À medida que os ataques extremistas proliferam nesta região conturbada, as forças francesas e malianas estão a trabalhar numa estratégia para reconquistar o apoio da população local que foi tão duramente agredida por anos de agitação. Em 2019, as forças Barkhane e malianas lideraram mais de 75 projectos civis-militares, incluindo a perfuração de poços de água, o apoio a pastores e a construção de escolas. Quase metade desses projectos estava na histórica região de Liptako-Gourma, que inclui Gossi e fica perto da fronteira com o Níger e Burkina Faso.
Espera-se que esta estratégia civil-militar contribua tanto para melhorar a vida e conduzir a uma paz duradoura como para os esforços militares cinéticos.
“Vocês estão a participar na reconstrução do país; certifiquem-se de que a solidariedade maliana nunca seja quebrada”, disse Yacouba à multidão reunida em Gossi. “Nós damo-vos as chaves desses edifícios para que vocês possam fazer este projecto florescer. Estamos juntos.”
Confiança Abalada
O governo do Mali quase entrou em colapso em 2012, depois de uma rebelião no norte, uma tentativa de golpe e a ocupação de 60 por cento do país por uma coalizão de tuaregues étnicos e extremistas violentos.
A fé no sector da segurança, já abalada, diminuiu para um novo mínimo. As acusações de violações dos direitos humanos, corrupção e nepotismo mancharam a imagem dos profissionais de segurança, incluindo a FAMa, gendarmes, guarda nacional e polícia.
Durante a crise, histórias de soldados mal equipados abandonando os seus postos e queixas de que as unidades em patrulha não receberam combustível para os seus camiões pioraram as coisas.
“Quando vejo o nível do meu exército, temo”, disse a Ministra da Defesa do Mali, Ibrahima Dahirou Dembélé, num discurso ao parlamento. “Eu quero alcançar o nível de outros exércitos, e é hora de Mali assumir o comando.”

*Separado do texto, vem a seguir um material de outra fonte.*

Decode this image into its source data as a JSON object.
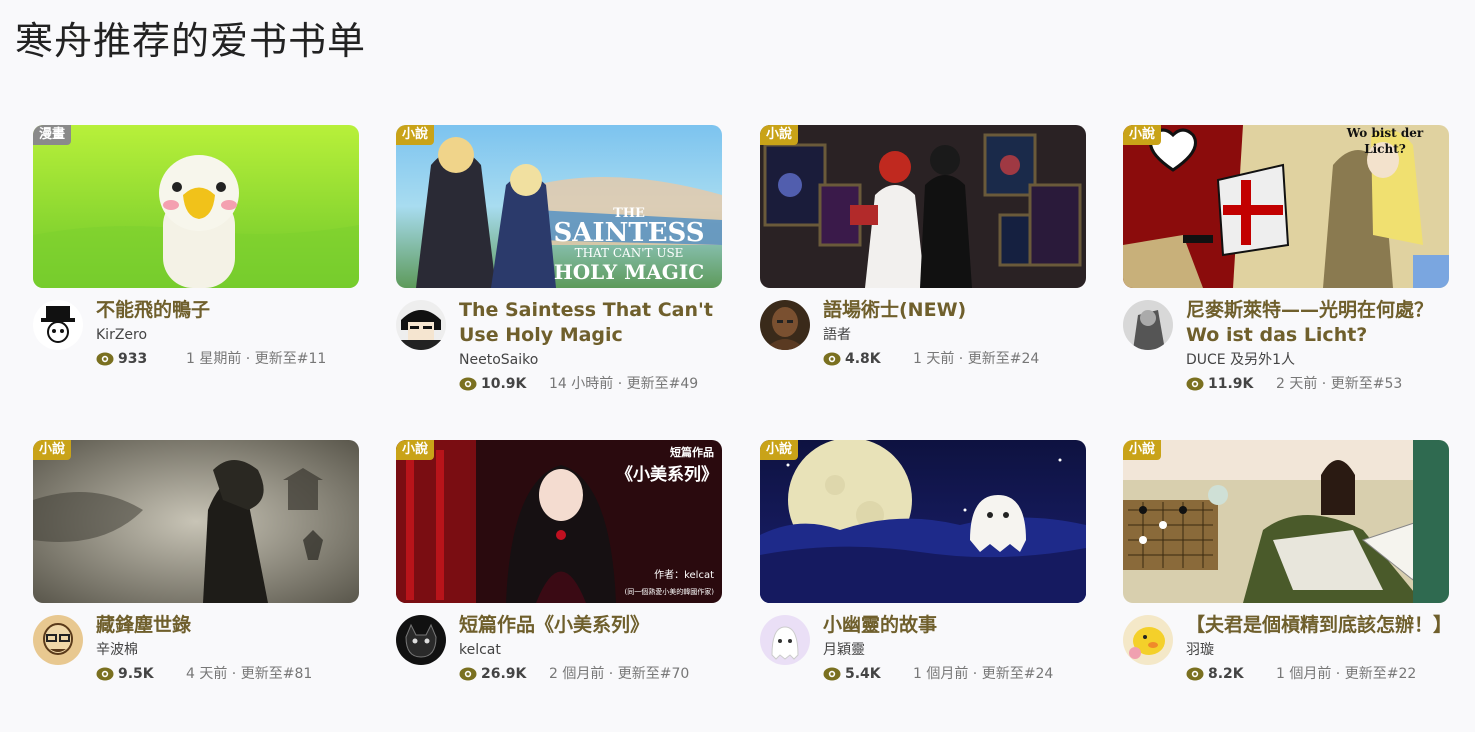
{
  "page": {
    "title": "寒舟推荐的爱书书单"
  },
  "colors": {
    "title_text": "#6f5f2c",
    "novel_badge": "#c9a318",
    "comic_badge": "#8a8a8a",
    "eye_icon": "#7a7020"
  },
  "cards": [
    {
      "badge": "漫畫",
      "badge_type": "comic",
      "title": "不能飛的鴨子",
      "author": "KirZero",
      "views": "933",
      "updated": "1 星期前 · 更新至#11"
    },
    {
      "badge": "小說",
      "badge_type": "novel",
      "title": "The Saintess That Can't Use Holy Magic",
      "author": "NeetoSaiko",
      "views": "10.9K",
      "updated": "14 小時前 · 更新至#49",
      "cover_text": {
        "line1": "THE",
        "line2": "SAINTESS",
        "line3": "THAT CAN'T USE",
        "line4": "HOLY MAGIC"
      }
    },
    {
      "badge": "小說",
      "badge_type": "novel",
      "title": "語場術士(NEW)",
      "author": "語者",
      "views": "4.8K",
      "updated": "1 天前 · 更新至#24"
    },
    {
      "badge": "小說",
      "badge_type": "novel",
      "title": "尼麥斯萊特——光明在何處？Wo ist das Licht?",
      "author": "DUCE 及另外1人",
      "views": "11.9K",
      "updated": "2 天前 · 更新至#53",
      "cover_text": {
        "line1": "Wo bist der",
        "line2": "Licht?"
      }
    },
    {
      "badge": "小說",
      "badge_type": "novel",
      "title": "藏鋒塵世錄",
      "author": "辛波棉",
      "views": "9.5K",
      "updated": "4 天前 · 更新至#81"
    },
    {
      "badge": "小說",
      "badge_type": "novel",
      "title": "短篇作品《小美系列》",
      "author": "kelcat",
      "views": "26.9K",
      "updated": "2 個月前 · 更新至#70",
      "cover_text": {
        "line1": "短篇作品",
        "line2": "《小美系列》",
        "line3": "作者：kelcat",
        "line4": "(同一個熟愛小美的韓國作家)"
      }
    },
    {
      "badge": "小說",
      "badge_type": "novel",
      "title": "小幽靈的故事",
      "author": "月穎靈",
      "views": "5.4K",
      "updated": "1 個月前 · 更新至#24"
    },
    {
      "badge": "小說",
      "badge_type": "novel",
      "title": "【夫君是個槓精到底該怎辦！】",
      "author": "羽璇",
      "views": "8.2K",
      "updated": "1 個月前 · 更新至#22"
    }
  ]
}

Outro factor complicado foi o facto de que a maioria das revoltas ocorreu no norte do país, e a FAMa era composta principalmente por soldados do sul. Num estudo de esforços para reformar a FAMa, o pesquisador Marc-Andre Boisvert disse que os militares precisavam de aprender a “língua, a cultura e as realidades diárias” das pessoas que juraram proteger.
“A FAMa continua a ser um corpo afastado do seu próprio território”, escreveu Boisvert. “Enviados a partir do sul, os militares não conhecem as populações locais do norte.”
Para proteger o público, os militares primeiro precisavam de ganhar a sua confiança.
CIMIC
Os projectos de cooperação civil-militar (CIMIC, acrónimo inglês) fazem parte de uma vasta categoria que pode incluir o trabalho de infra-estruturas, a ajuda humanitária, o diálogo comunitário e muito mais. Os melhores projectos CIMIC têm um impacto “3-D”, o que significa que ajudam a apoiar a defesa, o desenvolvimento e a diplomacia.
Além de ajudar a melhorar a vida das pessoas em áreas emergentes de conflitos, elas podem demonstrar “dividendos da paz”, mostrando à comunidade as vantagens económicas da estabilidade. Os projectos melhoram a reputação das Forças Armadas e podem abrir canais de comunicação entre soldados e civis. Os projectos CIMIC também enfraquecem o apoio às insurgências em situações em que os combatentes recebem ajuda ou estão misturados na comunidade.
O Centro de Excelência CIMIC da NATO insta os profissionais a fazerem perguntas antes de empreenderem um projecto. Essas perguntas podem ser:
Este projecto traz algum prejuízo? Alguns projectos podem resultar em competição, ciúmes ou preconceitos dentro de uma comunidade.
Como é que este projecto afectará outras comunidades? Alguns projectos podem prejudicar as relações entre as comunidades ao dar injustamente vantagem a um em detrimento de outro.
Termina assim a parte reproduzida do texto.